Cold aside, this city, like everything in life, is what you make of it. There are great festivals and galleries and events, and some of the best selection of food options I've seen within a city. There are lakes, tons and tons of lakes, within close proximity. We had a doggy injury which prevented us from enjoying lake weekends, but they truly are a Winnipeg thing. Lake life. Every weekend. How does it get better than that?

What's almost more exciting than the revelation that Winnipeg is, indeed, not a tiny little farm community, is that there is so much potential. A downtown where no one lives. A city of aging buildings waiting for rejuvenation. A population of people hoping for a place to be proud of. And it's happening. Slowly, but surely. And it's amazing to be here right on the cusp. Too see that potential slowly realized. And we can't wait.


  1. I must have came in to the game late - I missed why you moved.

    You description of your hometown sounds like Oregon. Mountains, snow, desert, rivers, waterfalls, the beach.......But it's the same thing - we have all of these amazing things less than an hour away, and life is so busy that we rarely do them. "Someday."

    My husband and I honeymooned in Victoria and it was amazingly beautiful. A lot like home.

    1. Yes Vancouver is very much like Oregon! I absolutely love Oregon- the coast, and Portland - such a great place! And can't beat no sales tax! Lol.

      My husband got relocated to the middle of the prairies- a city in a province we'd never been to that doesn't have the greatest reputation as far as great places to live go :)

      But it is so much what you make of it. And going home every 4 months or so, I've realized I do all the "Vancouver" things just about as often as I did when I lived ther

  2. This was such an incredibly well written, compelling piece Jen!
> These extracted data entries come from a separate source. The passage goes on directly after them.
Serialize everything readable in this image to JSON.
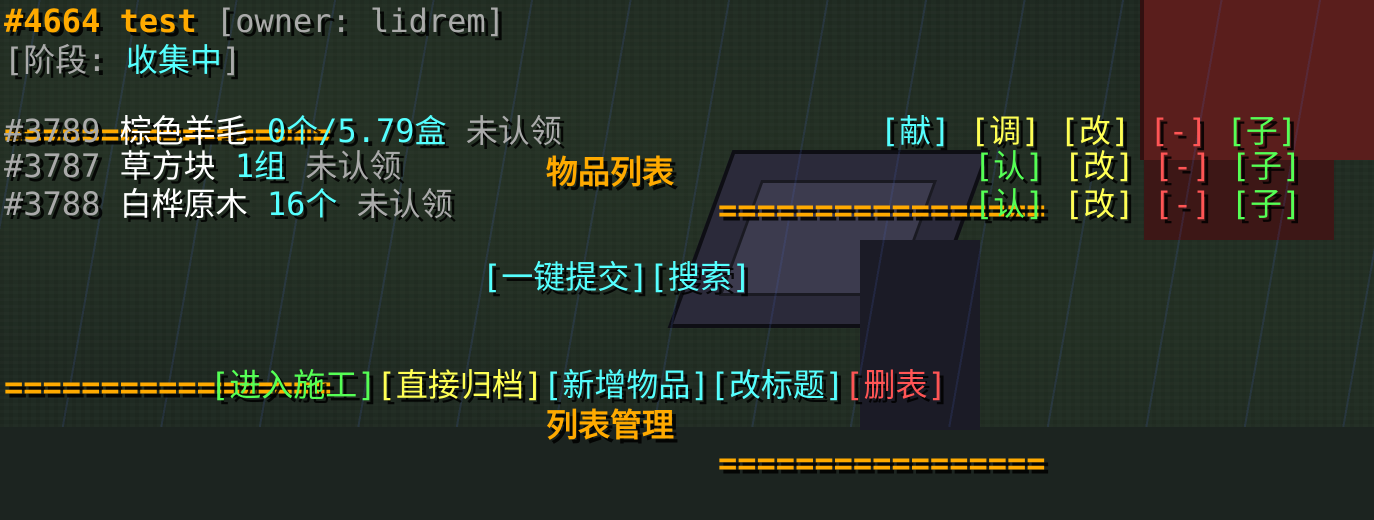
{
  "header": {
    "id": "#4664",
    "name": "test",
    "owner_open": "[",
    "owner_label": "owner:",
    "owner_name": "lidrem",
    "owner_close": "]",
    "stage_open": "[",
    "stage_label": "阶段:",
    "stage_value": "收集中",
    "stage_close": "]"
  },
  "item_section": {
    "sep_left": "=================",
    "title": "物品列表",
    "sep_right": "================="
  },
  "items": [
    {
      "id": "#3789",
      "name": "棕色羊毛",
      "qty": "0个/5.79盒",
      "status": "未认领",
      "actions": [
        {
          "label": "[献]",
          "color": "#55ffff"
        },
        {
          "label": "[调]",
          "color": "#ffff55"
        },
        {
          "label": "[改]",
          "color": "#ffff55"
        },
        {
          "label": "[-]",
          "color": "#ff5555"
        },
        {
          "label": "[子]",
          "color": "#55ff55"
        }
      ]
    },
    {
      "id": "#3787",
      "name": "草方块",
      "qty": "1组",
      "status": "未认领",
      "actions": [
        {
          "label": "[认]",
          "color": "#55ff55"
        },
        {
          "label": "[改]",
          "color": "#ffff55"
        },
        {
          "label": "[-]",
          "color": "#ff5555"
        },
        {
          "label": "[子]",
          "color": "#55ff55"
        }
      ]
    },
    {
      "id": "#3788",
      "name": "白桦原木",
      "qty": "16个",
      "status": "未认领",
      "actions": [
        {
          "label": "[认]",
          "color": "#55ff55"
        },
        {
          "label": "[改]",
          "color": "#ffff55"
        },
        {
          "label": "[-]",
          "color": "#ff5555"
        },
        {
          "label": "[子]",
          "color": "#55ff55"
        }
      ]
    }
  ],
  "quick_actions": {
    "submit_all": "[一键提交]",
    "search": "[搜索]"
  },
  "manage_section": {
    "sep_left": "=================",
    "title": "列表管理",
    "sep_right": "================="
  },
  "manage_actions": {
    "start_build": "[进入施工]",
    "archive": "[直接归档]",
    "add_item": "[新增物品]",
    "rename": "[改标题]",
    "delete": "[删表]"
  },
  "colors": {
    "orange": "#ffaa00",
    "gray": "#aaaaaa",
    "aqua": "#55ffff",
    "yellow": "#ffff55",
    "green": "#55ff55",
    "red": "#ff5555",
    "white": "#ffffff"
  }
}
So enjoyed reading it, thanks for sharing :)

  3. I've wondered how you've been doing since the move - and I love that you've found so much to enjoy in your new location :-) Life is what you make of it - and I love your optimistic attitude!
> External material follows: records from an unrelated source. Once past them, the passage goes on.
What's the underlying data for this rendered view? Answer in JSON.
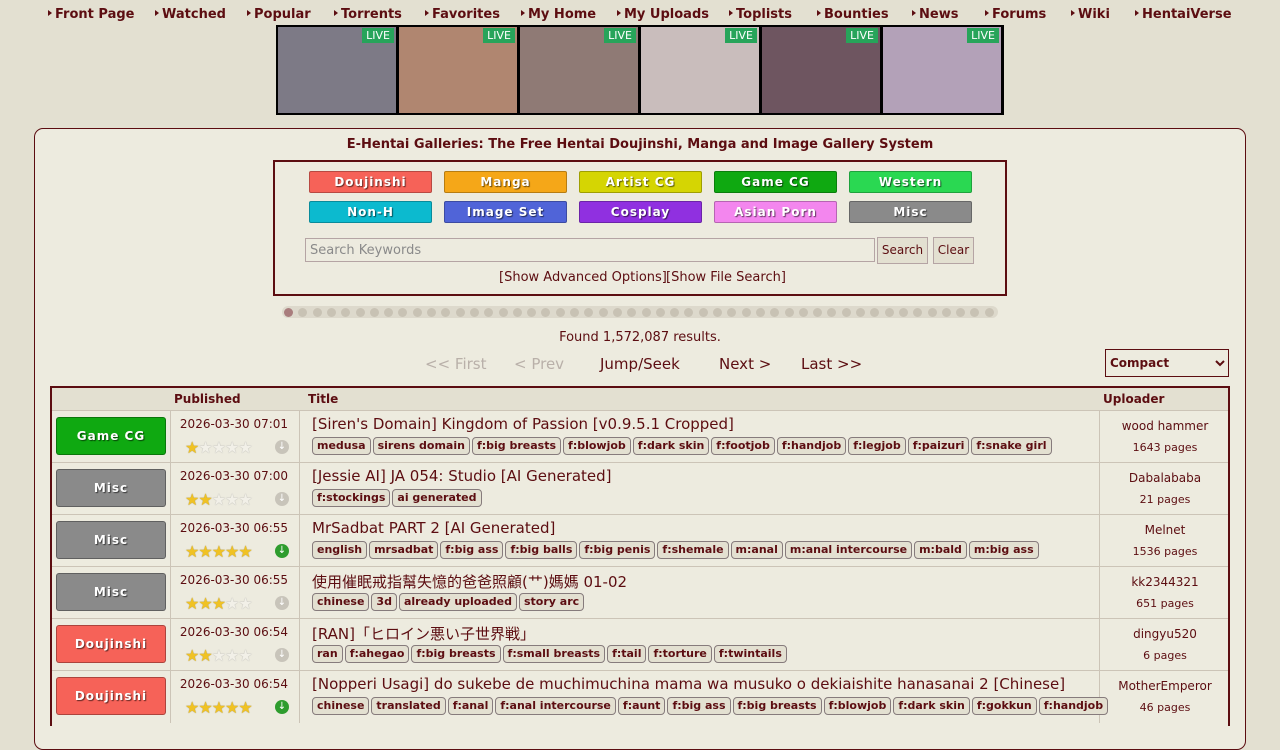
{
  "nav": [
    "Front Page",
    "Watched",
    "Popular",
    "Torrents",
    "Favorites",
    "My Home",
    "My Uploads",
    "Toplists",
    "Bounties",
    "News",
    "Forums",
    "Wiki",
    "HentaiVerse"
  ],
  "live": {
    "badge": "LIVE",
    "thumbs": [
      {
        "name": "thumb-1",
        "color": "#7d7a86"
      },
      {
        "name": "thumb-2",
        "color": "#b08670"
      },
      {
        "name": "thumb-3",
        "color": "#8f7a75"
      },
      {
        "name": "thumb-4",
        "color": "#c9bdbc"
      },
      {
        "name": "thumb-5",
        "color": "#6e5560"
      },
      {
        "name": "thumb-6",
        "color": "#b3a1b8"
      }
    ]
  },
  "site_title": "E-Hentai Galleries: The Free Hentai Doujinshi, Manga and Image Gallery System",
  "categories": [
    {
      "label": "Doujinshi",
      "color": "#f66258"
    },
    {
      "label": "Manga",
      "color": "#f5a718"
    },
    {
      "label": "Artist CG",
      "color": "#d5d503"
    },
    {
      "label": "Game CG",
      "color": "#0fa911"
    },
    {
      "label": "Western",
      "color": "#2ad852"
    },
    {
      "label": "Non-H",
      "color": "#0cbacf"
    },
    {
      "label": "Image Set",
      "color": "#5064d8"
    },
    {
      "label": "Cosplay",
      "color": "#9030e0"
    },
    {
      "label": "Asian Porn",
      "color": "#f386ee"
    },
    {
      "label": "Misc",
      "color": "#8a8a8a"
    }
  ],
  "search": {
    "placeholder": "Search Keywords",
    "search_label": "Search",
    "clear_label": "Clear"
  },
  "advanced_label": "[Show Advanced Options]",
  "file_search_label": "[Show File Search]",
  "carousel_active": 0,
  "found_text": "Found 1,572,087 results.",
  "pager": {
    "first": "<< First",
    "prev": "< Prev",
    "jump": "Jump/Seek",
    "next": "Next >",
    "last": "Last >>"
  },
  "view_mode": "Compact",
  "table_headers": {
    "published": "Published",
    "title": "Title",
    "uploader": "Uploader"
  },
  "galleries": [
    {
      "category": "Game CG",
      "cat_color": "#0fa911",
      "posted": "2026-03-30 07:01",
      "rating": 1,
      "downloadable": false,
      "title": "[Siren's Domain] Kingdom of Passion [v0.9.5.1 Cropped]",
      "tags": [
        "medusa",
        "sirens domain",
        "f:big breasts",
        "f:blowjob",
        "f:dark skin",
        "f:footjob",
        "f:handjob",
        "f:legjob",
        "f:paizuri",
        "f:snake girl"
      ],
      "uploader": "wood hammer",
      "pages": "1643 pages"
    },
    {
      "category": "Misc",
      "cat_color": "#8a8a8a",
      "posted": "2026-03-30 07:00",
      "rating": 2,
      "downloadable": false,
      "title": "[Jessie AI] JA 054: Studio [AI Generated]",
      "tags": [
        "f:stockings",
        "ai generated"
      ],
      "uploader": "Dabalababa",
      "pages": "21 pages"
    },
    {
      "category": "Misc",
      "cat_color": "#8a8a8a",
      "posted": "2026-03-30 06:55",
      "rating": 4.5,
      "downloadable": true,
      "title": "MrSadbat PART 2 [AI Generated]",
      "tags": [
        "english",
        "mrsadbat",
        "f:big ass",
        "f:big balls",
        "f:big penis",
        "f:shemale",
        "m:anal",
        "m:anal intercourse",
        "m:bald",
        "m:big ass"
      ],
      "uploader": "Melnet",
      "pages": "1536 pages"
    },
    {
      "category": "Misc",
      "cat_color": "#8a8a8a",
      "posted": "2026-03-30 06:55",
      "rating": 2.5,
      "downloadable": false,
      "title": "使用催眠戒指幫失憶的爸爸照顧(艹)媽媽 01-02",
      "tags": [
        "chinese",
        "3d",
        "already uploaded",
        "story arc"
      ],
      "uploader": "kk2344321",
      "pages": "651 pages"
    },
    {
      "category": "Doujinshi",
      "cat_color": "#f66258",
      "posted": "2026-03-30 06:54",
      "rating": 2,
      "downloadable": false,
      "title": "[RAN]「ヒロイン悪い子世界戦」",
      "tags": [
        "ran",
        "f:ahegao",
        "f:big breasts",
        "f:small breasts",
        "f:tail",
        "f:torture",
        "f:twintails"
      ],
      "uploader": "dingyu520",
      "pages": "6 pages"
    },
    {
      "category": "Doujinshi",
      "cat_color": "#f66258",
      "posted": "2026-03-30 06:54",
      "rating": 4.5,
      "downloadable": true,
      "title": "[Nopperi Usagi] do sukebe de muchimuchina mama wa musuko o dekiaishite hanasanai 2 [Chinese]",
      "tags": [
        "chinese",
        "translated",
        "f:anal",
        "f:anal intercourse",
        "f:aunt",
        "f:big ass",
        "f:big breasts",
        "f:blowjob",
        "f:dark skin",
        "f:gokkun",
        "f:handjob"
      ],
      "uploader": "MotherEmperor",
      "pages": "46 pages"
    }
  ]
}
  4. I love reading your blog posts! It's so nice to hear that you're cozying right up in the new city that you call home. We miss you very much. Good thing we have a little piece of you in the black pin tuck linens you left behind ;)

    1. Thanks darling! Miss you and home very much also. I'm so glad you will think of me every time you pull out the pin tuck! Those linens were the best investment I made when buying rental items - they've been used so much by so many, lol!